The present disclosure aims in reducing the occurrence of safety interlock events by allowing to predict the occurrence of such events, and/or by actively avoiding those events based on such a prediction. Embodiments of the disclosure describe a method for training a prediction model for predicting the likelihood that at least one predetermined undesired event will occur during execution of a process. The process may be an industrial process that is executed in an industrial plant, such as a chemical process that converts one or more educts into one or more products by at least one chemical reaction. The process may also be an electrical process in an electric network, such as operation of an electric power grid. This method uses training samples with data that characterizes a state of the industrial process.

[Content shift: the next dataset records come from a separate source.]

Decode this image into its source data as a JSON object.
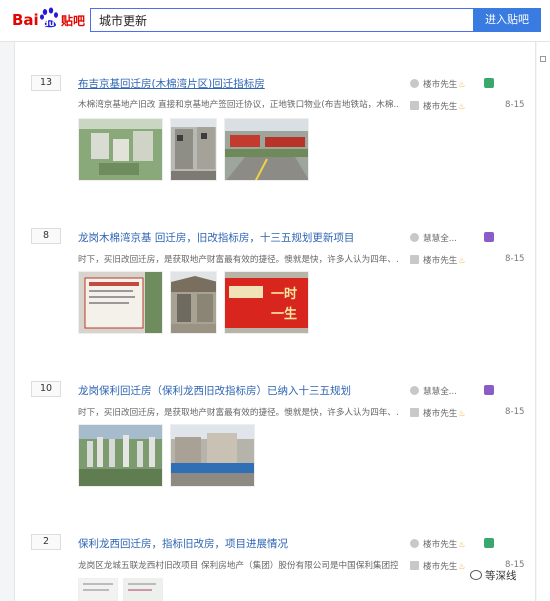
{
  "header": {
    "logo_bai": "Bai",
    "logo_du": "du",
    "logo_tieba": "贴吧",
    "search_value": "城市更新",
    "search_button": "进入贴吧"
  },
  "threads": [
    {
      "reply_count": "13",
      "title": "布吉京基回迁房(木棉湾片区)回迁指标房",
      "desc": "木棉湾京基地产旧改 直接和京基地产签回迁协议，正地铁口物业(布吉地铁站，木棉...",
      "author": "楼市先生",
      "last_replier": "楼市先生",
      "date": "8-15",
      "badge_color": "#3aa76d"
    },
    {
      "reply_count": "8",
      "title": "龙岗木棉湾京基 回迁房，旧改指标房，十三五规划更新项目",
      "desc": "时下，买旧改回迁房，是获取地产财富最有效的捷径。懊就是快，许多人认为四年、...",
      "author": "慧慧全...",
      "last_replier": "楼市先生",
      "date": "8-15",
      "badge_color": "#8a5cc8"
    },
    {
      "reply_count": "10",
      "title": "龙岗保利回迁房（保利龙西旧改指标房）已纳入十三五规划",
      "desc": "时下，买旧改回迁房，是获取地产财富最有效的捷径。懊就是快，许多人认为四年、...",
      "author": "慧慧全...",
      "last_replier": "楼市先生",
      "date": "8-15",
      "badge_color": "#8a5cc8"
    },
    {
      "reply_count": "2",
      "title": "保利龙西回迁房，指标旧改房，项目进展情况",
      "desc": "龙岗区龙城五联龙西村旧改项目 保利房地产（集团）股份有限公司是中国保利集团控...",
      "author": "楼市先生",
      "last_replier": "楼市先生",
      "date": "8-15",
      "badge_color": "#3aa76d"
    }
  ],
  "banner_texts": {
    "t2_img3_line1": "一时",
    "t2_img3_line2": "一生"
  },
  "watermark": "等深线",
  "colors": {
    "link": "#2d64b3",
    "button": "#3a7be2",
    "flame": "#f5a623"
  }
}
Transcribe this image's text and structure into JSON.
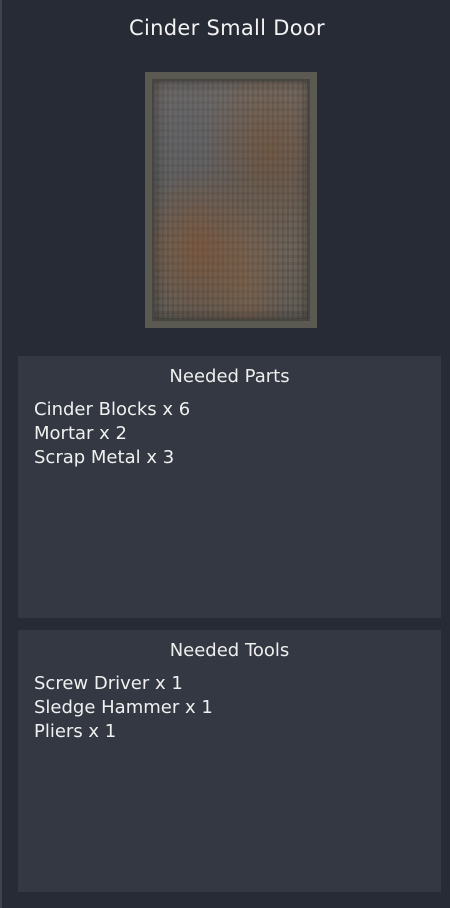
{
  "item": {
    "title": "Cinder Small Door",
    "image_name": "cinder-small-door-image"
  },
  "parts": {
    "heading": "Needed Parts",
    "items": [
      "Cinder Blocks x 6",
      "Mortar x 2",
      "Scrap Metal x 3"
    ]
  },
  "tools": {
    "heading": "Needed Tools",
    "items": [
      "Screw Driver x 1",
      "Sledge Hammer x 1",
      "Pliers x 1"
    ]
  }
}
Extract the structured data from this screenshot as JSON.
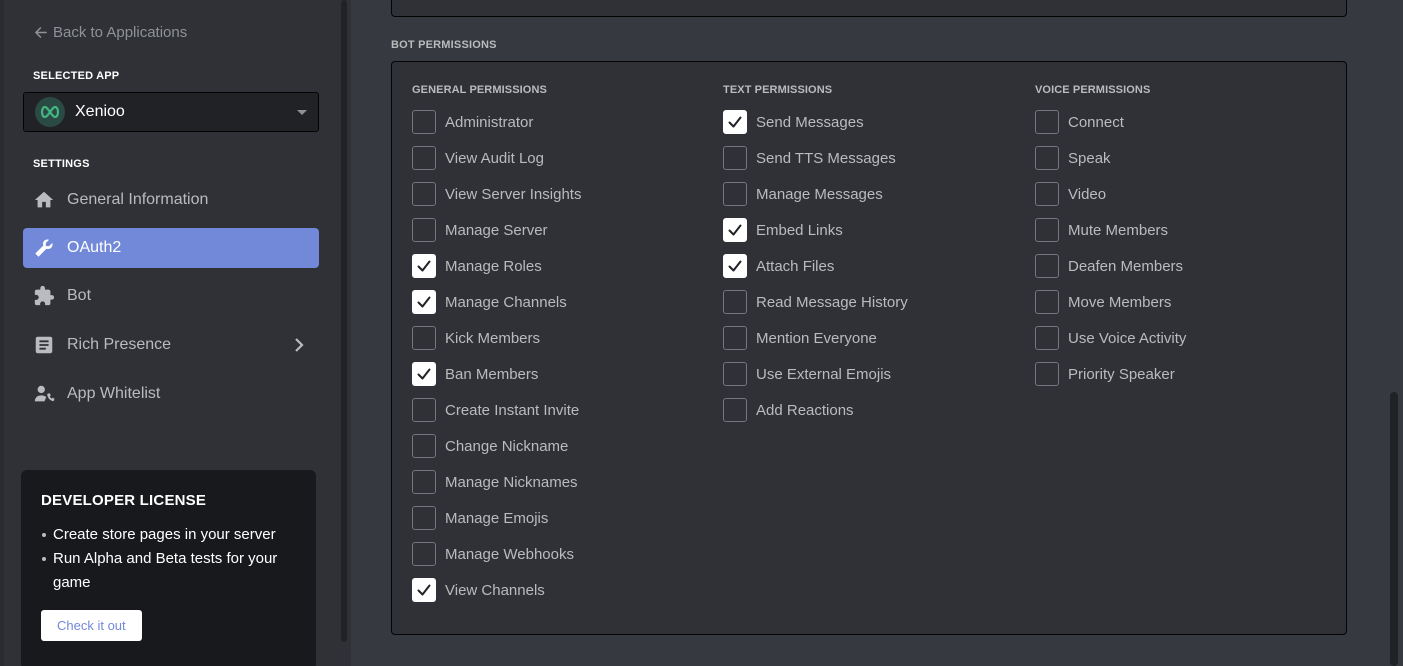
{
  "sidebar": {
    "back_label": "Back to Applications",
    "selected_app_label": "SELECTED APP",
    "app_name": "Xenioo",
    "settings_label": "SETTINGS",
    "items": [
      {
        "label": "General Information",
        "icon": "home-icon"
      },
      {
        "label": "OAuth2",
        "icon": "wrench-icon",
        "active": true
      },
      {
        "label": "Bot",
        "icon": "puzzle-icon"
      },
      {
        "label": "Rich Presence",
        "icon": "document-icon"
      },
      {
        "label": "App Whitelist",
        "icon": "user-phone-icon"
      }
    ],
    "license": {
      "title": "DEVELOPER LICENSE",
      "bullets": [
        "Create store pages in your server",
        "Run Alpha and Beta tests for your game"
      ],
      "button": "Check it out"
    }
  },
  "permissions": {
    "heading": "BOT PERMISSIONS",
    "columns": [
      {
        "title": "GENERAL PERMISSIONS",
        "items": [
          {
            "label": "Administrator",
            "checked": false
          },
          {
            "label": "View Audit Log",
            "checked": false
          },
          {
            "label": "View Server Insights",
            "checked": false
          },
          {
            "label": "Manage Server",
            "checked": false
          },
          {
            "label": "Manage Roles",
            "checked": true
          },
          {
            "label": "Manage Channels",
            "checked": true
          },
          {
            "label": "Kick Members",
            "checked": false
          },
          {
            "label": "Ban Members",
            "checked": true
          },
          {
            "label": "Create Instant Invite",
            "checked": false
          },
          {
            "label": "Change Nickname",
            "checked": false
          },
          {
            "label": "Manage Nicknames",
            "checked": false
          },
          {
            "label": "Manage Emojis",
            "checked": false
          },
          {
            "label": "Manage Webhooks",
            "checked": false
          },
          {
            "label": "View Channels",
            "checked": true
          }
        ]
      },
      {
        "title": "TEXT PERMISSIONS",
        "items": [
          {
            "label": "Send Messages",
            "checked": true
          },
          {
            "label": "Send TTS Messages",
            "checked": false
          },
          {
            "label": "Manage Messages",
            "checked": false
          },
          {
            "label": "Embed Links",
            "checked": true
          },
          {
            "label": "Attach Files",
            "checked": true
          },
          {
            "label": "Read Message History",
            "checked": false
          },
          {
            "label": "Mention Everyone",
            "checked": false
          },
          {
            "label": "Use External Emojis",
            "checked": false
          },
          {
            "label": "Add Reactions",
            "checked": false
          }
        ]
      },
      {
        "title": "VOICE PERMISSIONS",
        "items": [
          {
            "label": "Connect",
            "checked": false
          },
          {
            "label": "Speak",
            "checked": false
          },
          {
            "label": "Video",
            "checked": false
          },
          {
            "label": "Mute Members",
            "checked": false
          },
          {
            "label": "Deafen Members",
            "checked": false
          },
          {
            "label": "Move Members",
            "checked": false
          },
          {
            "label": "Use Voice Activity",
            "checked": false
          },
          {
            "label": "Priority Speaker",
            "checked": false
          }
        ]
      }
    ]
  },
  "colors": {
    "accent": "#7289da",
    "sidebar_bg": "#2f3136",
    "main_bg": "#36393f",
    "license_bg": "#18191c"
  }
}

In the course of the method, training samples representing states of the process that do not cause the undesired event are obtained. Operation without undesired events occurring is the normal operating state of the plant or network; therefore, such training samples are in plentiful supply. The training samples are labelled with a pre-set low likelihood of the undesired event occurring, depending on the scale on which this likelihood is measured. For example, if the likelihood is measured as a probability, it may be set to a very low non-zero value, rather than to zero, to avoid any divide-by-zero errors at runtime.
That undesired events are fortunately rare, or do not occur at all, during normal operation of the plant or network is tied to the misfortune that very little (if any) training samples for states of the process that trigger such an undesired event are available. That is, the set of training samples is strongly imbalanced towards training samples representing normal operation. In order to train a prediction model to reliably predict the likelihood of an undesired event, a more balanced set of training samples is needed.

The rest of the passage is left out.